The momentum of crypto adoption news continues to accelerate.
This week, Goldman Sachs CEO David M. Solomon forecast a big evolution of the government’s regulations on Bitcoin and cryptocurrency, predicting that they will continue to evolve with what they believe will be a drastically changing regulatory environment.
“The bank announced last week that Goldman’s private wealth management division is close to offering Bitcoin exposure to larger clients with portfolios of $25 million or more. A ‘full-spectrum’ of investment options in Bitcoin and other cryptocurrencies is set to roll in Q2 of this year.” (CoinTelegraph)
But Goldman isn’t the only major bank and financial institution getting into crypto.

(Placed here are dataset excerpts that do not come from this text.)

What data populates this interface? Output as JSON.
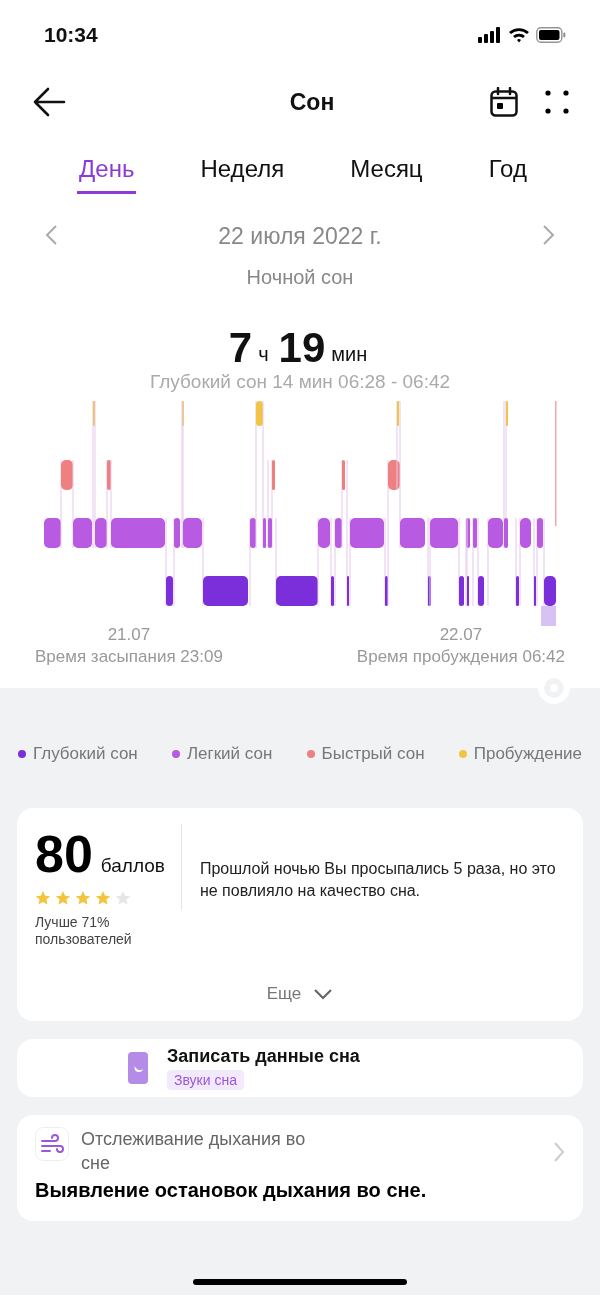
{
  "status_bar": {
    "time": "10:34"
  },
  "header": {
    "title": "Сон"
  },
  "tabs": [
    {
      "label": "День",
      "selected": true
    },
    {
      "label": "Неделя",
      "selected": false
    },
    {
      "label": "Месяц",
      "selected": false
    },
    {
      "label": "Год",
      "selected": false
    }
  ],
  "date_nav": {
    "date": "22 июля 2022 г."
  },
  "sleep": {
    "title": "Ночной сон",
    "hours": "7",
    "hours_unit": "ч",
    "minutes": "19",
    "minutes_unit": "мин",
    "selection": "Глубокий сон 14 мин 06:28 - 06:42",
    "start_date": "21.07",
    "start_label": "Время засыпания 23:09",
    "end_date": "22.07",
    "end_label": "Время пробуждения 06:42"
  },
  "legend": [
    {
      "label": "Глубокий сон",
      "color": "#7b2fdb"
    },
    {
      "label": "Легкий сон",
      "color": "#b85ae2"
    },
    {
      "label": "Быстрый сон",
      "color": "#ee8080"
    },
    {
      "label": "Пробуждение",
      "color": "#f1c443"
    }
  ],
  "score": {
    "value": "80",
    "unit": "баллов",
    "stars": 4,
    "comparison": "Лучше 71% пользователей",
    "message": "Прошлой ночью Вы просыпались 5 раза, но это не повлияло на качество сна.",
    "more": "Еще"
  },
  "record": {
    "title": "Записать данные сна",
    "tag": "Звуки сна"
  },
  "breathing": {
    "title": "Отслеживание дыхания во сне",
    "description": "Выявление остановок дыхания во сне."
  }
}
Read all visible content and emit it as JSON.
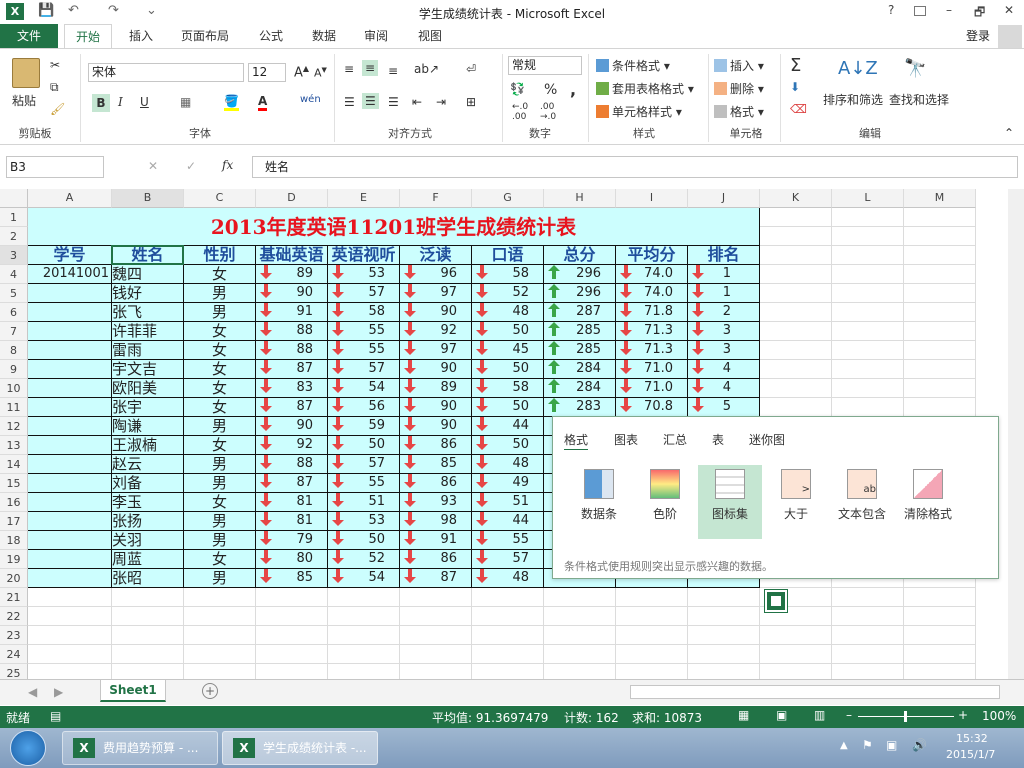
{
  "window": {
    "title": "学生成绩统计表 - Microsoft Excel",
    "help": "?",
    "minimize": "–",
    "restore": "🗗",
    "close": "✕"
  },
  "quick_access": [
    "💾",
    "↶",
    "↷",
    "⌄"
  ],
  "tabs": [
    {
      "label": "文件",
      "file": true
    },
    {
      "label": "开始",
      "active": true
    },
    {
      "label": "插入"
    },
    {
      "label": "页面布局"
    },
    {
      "label": "公式"
    },
    {
      "label": "数据"
    },
    {
      "label": "审阅"
    },
    {
      "label": "视图"
    }
  ],
  "login": "登录",
  "ribbon": {
    "clipboard": {
      "label": "剪贴板",
      "paste": "粘贴"
    },
    "font": {
      "label": "字体",
      "name": "宋体",
      "size": "12",
      "bold": "B",
      "italic": "I",
      "underline": "U",
      "wen": "wén"
    },
    "align": {
      "label": "对齐方式"
    },
    "number": {
      "label": "数字",
      "format": "常规",
      "percent": "%",
      "comma": ","
    },
    "styles": {
      "label": "样式",
      "cond": "条件格式",
      "table": "套用表格格式",
      "cell": "单元格样式"
    },
    "cells": {
      "label": "单元格",
      "insert": "插入",
      "delete": "删除",
      "format": "格式"
    },
    "edit": {
      "label": "编辑",
      "sum": "Σ",
      "sort": "排序和筛选",
      "find": "查找和选择"
    }
  },
  "formula_bar": {
    "name_box": "B3",
    "fx": "fx",
    "value": "姓名"
  },
  "columns": [
    "A",
    "B",
    "C",
    "D",
    "E",
    "F",
    "G",
    "H",
    "I",
    "J",
    "K",
    "L",
    "M"
  ],
  "rows": [
    "1",
    "2",
    "3",
    "4",
    "5",
    "6",
    "7",
    "8",
    "9",
    "10",
    "11",
    "12",
    "13",
    "14",
    "15",
    "16",
    "17",
    "18",
    "19",
    "20",
    "21",
    "22",
    "23",
    "24",
    "25"
  ],
  "sheet": {
    "title": "2013年度英语11201班学生成绩统计表",
    "headers": [
      "学号",
      "姓名",
      "性别",
      "基础英语",
      "英语视听",
      "泛读",
      "口语",
      "总分",
      "平均分",
      "排名"
    ],
    "data": [
      [
        "20141001",
        "魏四",
        "女",
        "89",
        "53",
        "96",
        "58",
        "296",
        "74.0",
        "1"
      ],
      [
        "",
        "钱好",
        "男",
        "90",
        "57",
        "97",
        "52",
        "296",
        "74.0",
        "1"
      ],
      [
        "",
        "张飞",
        "男",
        "91",
        "58",
        "90",
        "48",
        "287",
        "71.8",
        "2"
      ],
      [
        "",
        "许菲菲",
        "女",
        "88",
        "55",
        "92",
        "50",
        "285",
        "71.3",
        "3"
      ],
      [
        "",
        "雷雨",
        "女",
        "88",
        "55",
        "97",
        "45",
        "285",
        "71.3",
        "3"
      ],
      [
        "",
        "宇文吉",
        "女",
        "87",
        "57",
        "90",
        "50",
        "284",
        "71.0",
        "4"
      ],
      [
        "",
        "欧阳美",
        "女",
        "83",
        "54",
        "89",
        "58",
        "284",
        "71.0",
        "4"
      ],
      [
        "",
        "张宇",
        "女",
        "87",
        "56",
        "90",
        "50",
        "283",
        "70.8",
        "5"
      ],
      [
        "",
        "陶谦",
        "男",
        "90",
        "59",
        "90",
        "44",
        "",
        "",
        ""
      ],
      [
        "",
        "王淑楠",
        "女",
        "92",
        "50",
        "86",
        "50",
        "",
        "",
        ""
      ],
      [
        "",
        "赵云",
        "男",
        "88",
        "57",
        "85",
        "48",
        "",
        "",
        ""
      ],
      [
        "",
        "刘备",
        "男",
        "87",
        "55",
        "86",
        "49",
        "",
        "",
        ""
      ],
      [
        "",
        "李玉",
        "女",
        "81",
        "51",
        "93",
        "51",
        "",
        "",
        ""
      ],
      [
        "",
        "张扬",
        "男",
        "81",
        "53",
        "98",
        "44",
        "",
        "",
        ""
      ],
      [
        "",
        "关羽",
        "男",
        "79",
        "50",
        "91",
        "55",
        "",
        "",
        ""
      ],
      [
        "",
        "周蓝",
        "女",
        "80",
        "52",
        "86",
        "57",
        "",
        "",
        ""
      ],
      [
        "",
        "张昭",
        "男",
        "85",
        "54",
        "87",
        "48",
        "",
        "",
        ""
      ]
    ]
  },
  "quick_analysis": {
    "tabs": [
      "格式",
      "图表",
      "汇总",
      "表",
      "迷你图"
    ],
    "items": [
      "数据条",
      "色阶",
      "图标集",
      "大于",
      "文本包含",
      "清除格式"
    ],
    "description": "条件格式使用规则突出显示感兴趣的数据。"
  },
  "sheet_tab": "Sheet1",
  "status": {
    "ready": "就绪",
    "avg": "平均值: 91.3697479",
    "count": "计数: 162",
    "sum": "求和: 10873",
    "zoom": "100%"
  },
  "taskbar": {
    "items": [
      "费用趋势预算 - ...",
      "学生成绩统计表 -..."
    ],
    "time": "15:32",
    "date": "2015/1/7"
  },
  "colors": {
    "excel_green": "#217346",
    "cell_bg": "#ccfefe",
    "title_red": "#e8141e",
    "header_blue": "#1f4e9c",
    "arrow_red": "#e64646",
    "arrow_green": "#3aa548"
  }
}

State Street, the second-oldest bank in the U.S., which currently manages $3.1 trillion in assets under management and a staggering $38.8 trillion in assets under custody, is offering its multi-asset trading platform to Pure Digital. Pure Digital plans to be a leading cryptocurrency trading system for institutions and banks looking to offer digital assets to their customers (Blockworks).
Per the article by Blockworks, State Street now joins BNY Mellon, JPMorgan Chase, Citigroup, BNP Pariba, and of course Goldman Sachs to introduce a service for digital assets.
Of course, as institutional adoption continues to rise, so does the outflow for Bitcoin from exchanges. The supply shock is starting to really become apparent in the on-chain data.
Bitcoin’s price continues to stabilize and consolidate between $50,000 and $60,000. With every dip, thousands of Bitcoin are purchased and removed from exchanges. The rise in price has also resulted in Bitcoin’s computing power, also known as hash rate, also hitting an all-time high (Documenting Bitcoin), as more miners than ever are powering the network, and are not selling the coins they mine.
As the supply shock sets in, it’s apparent that Bitcoin is still seeing tremendous demand at record-setting prices, creating optimism among a very bullish 2021 market.